Il est difficile de songer de sang-froid à ce que vaut vraiment Le Juge. Car il implique une dichotomie entre sa force et ses défauts comme on en voit rarement au cinéma.
Le fossé qui sépare les deux aspects - diamétralement opposés de par leurs qualités respectives - est large ; c'est un euphémisme. Du premier sont les incroyables facultés des deux acteurs éponymes : les deux Robert, Downey Jr. et Duvall. L'aîné campe remarquablement le père du cadet, avec une impassibilité sans faille. Il faut dire que son allure naturelle - rides prononcées, lèvres fermées, cheveux restants brossés vers l'arrière - l'avantage clairement. Tout de même, sa performance demeure remarquable, au même titre que celle de Downey Junior, considéré désormais aux yeux de tous comme Iron Man. En cela, Marvel a tout à la fois boosté et plombé sa carrière : outre les bénéfices financiers qu'il en a tiré, son rôle de super-héros lui a offert une exposition au grand public encore insoupçonnable une dizaine d'années plus tôt, notamment lors de son séjour de trois ans en prison. En même temps - Edward Norton se confiait récemment à ce sujet - la franchise l'a paralysé dans ce rôle-là puisque tous ses autres films, particulièrement lorsqu'il tient le premier rôle, ne peuvent plus êtres considérés autrement que comme une tentative de "cassage d'image". C'est à ce niveau-là que le film manque cruellement de personnalité ; Robert Downey Jr. et tous ses mimiques - figure placide, regard assuré, changement rapide d'expression - ne suffisant pas à évacuer la désagréable sensation que tout est articulé autour de l'acteur et qu'il est primordial de le faire briller, en toutes circonstances (comiques, tragiques, dramatiques...).

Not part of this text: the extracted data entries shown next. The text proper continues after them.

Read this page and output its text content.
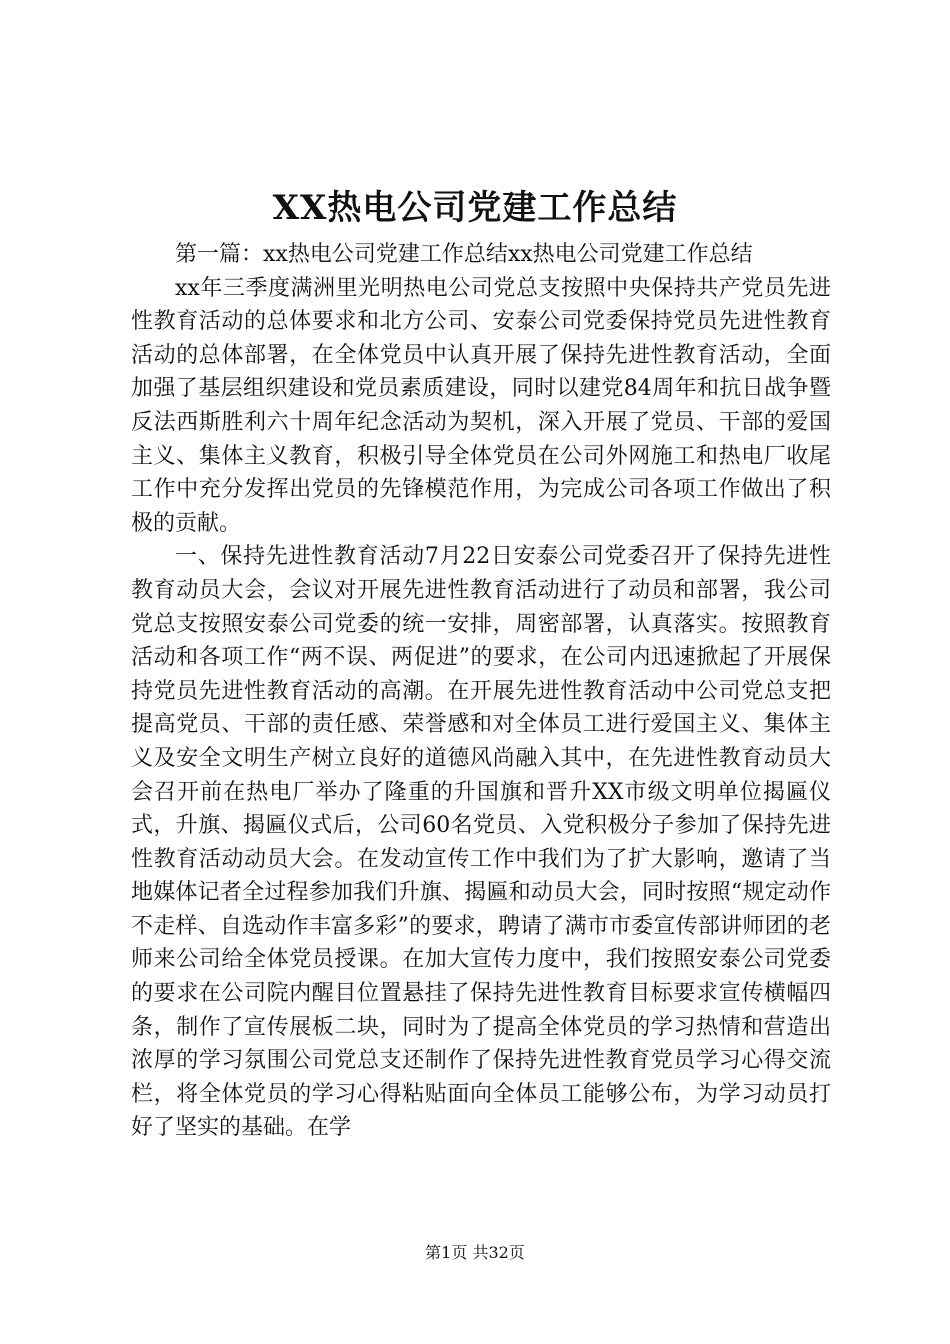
XX热电公司党建工作总结

第一篇：xx热电公司党建工作总结xx热电公司党建工作总结

xx年三季度满洲里光明热电公司党总支按照中央保持共产党员先进性教育活动的总体要求和北方公司、安泰公司党委保持党员先进性教育活动的总体部署，在全体党员中认真开展了保持先进性教育活动，全面加强了基层组织建设和党员素质建设，同时以建党84周年和抗日战争暨反法西斯胜利六十周年纪念活动为契机，深入开展了党员、干部的爱国主义、集体主义教育，积极引导全体党员在公司外网施工和热电厂收尾工作中充分发挥出党员的先锋模范作用，为完成公司各项工作做出了积极的贡献。

一、保持先进性教育活动7月22日安泰公司党委召开了保持先进性教育动员大会，会议对开展先进性教育活动进行了动员和部署，我公司党总支按照安泰公司党委的统一安排，周密部署，认真落实。按照教育活动和各项工作“两不误、两促进”的要求，在公司内迅速掀起了开展保持党员先进性教育活动的高潮。在开展先进性教育活动中公司党总支把提高党员、干部的责任感、荣誉感和对全体员工进行爱国主义、集体主义及安全文明生产树立良好的道德风尚融入其中，在先进性教育动员大会召开前在热电厂举办了隆重的升国旗和晋升XX市级文明单位揭匾仪式，升旗、揭匾仪式后，公司60名党员、入党积极分子参加了保持先进性教育活动动员大会。在发动宣传工作中我们为了扩大影响，邀请了当地媒体记者全过程参加我们升旗、揭匾和动员大会，同时按照“规定动作不走样、自选动作丰富多彩”的要求，聘请了满市市委宣传部讲师团的老师来公司给全体党员授课。在加大宣传力度中，我们按照安泰公司党委的要求在公司院内醒目位置悬挂了保持先进性教育目标要求宣传横幅四条，制作了宣传展板二块，同时为了提高全体党员的学习热情和营造出浓厚的学习氛围公司党总支还制作了保持先进性教育党员学习心得交流栏，将全体党员的学习心得粘贴面向全体员工能够公布，为学习动员打好了坚实的基础。在学

第1页 共32页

Or, le reste ne vient pas sauver l'ensemble : mise en scène des plus classiques, grain d'image affreux, musiques désuètes... Tout ici - d'un point de vue cinéma - sent trop le kitsch, le vieux et le cliché pour qu'on lui accorde quelconque place en 2014. Rien que l'utilisation du fondu (astuce passée de mode depuis bien longtemps) témoigne de cette superficialité formelle. Les réconciliations familiales, péripéties secondaires inutiles et déjà vues mille fois, et autres morales patriotes melo-dramatiques finissent par rendre compte de l'absence totale de propos inédit de ce conte poussiéreux, ancré dans l'Amérique "profonde". Le Juge tente bien de déployer quelques paraboles (celle où le père et le fils partent dans une direction opposée) mais elles sont toutes beaucoup trop appuyées ou incohérentes pour être considérées. Il mêle alors à cela des scènes très intimistes, imparfaites et parfois trop forcées mais qui - de manière surprenante - sont inévitablement touchantes. Son réel défaut réside en fait dans son ambition, bien trop haute - à la limite du film à Oscars - pour un objet de cette trempe. Le constat est sévère. Le jugement l'est aussi.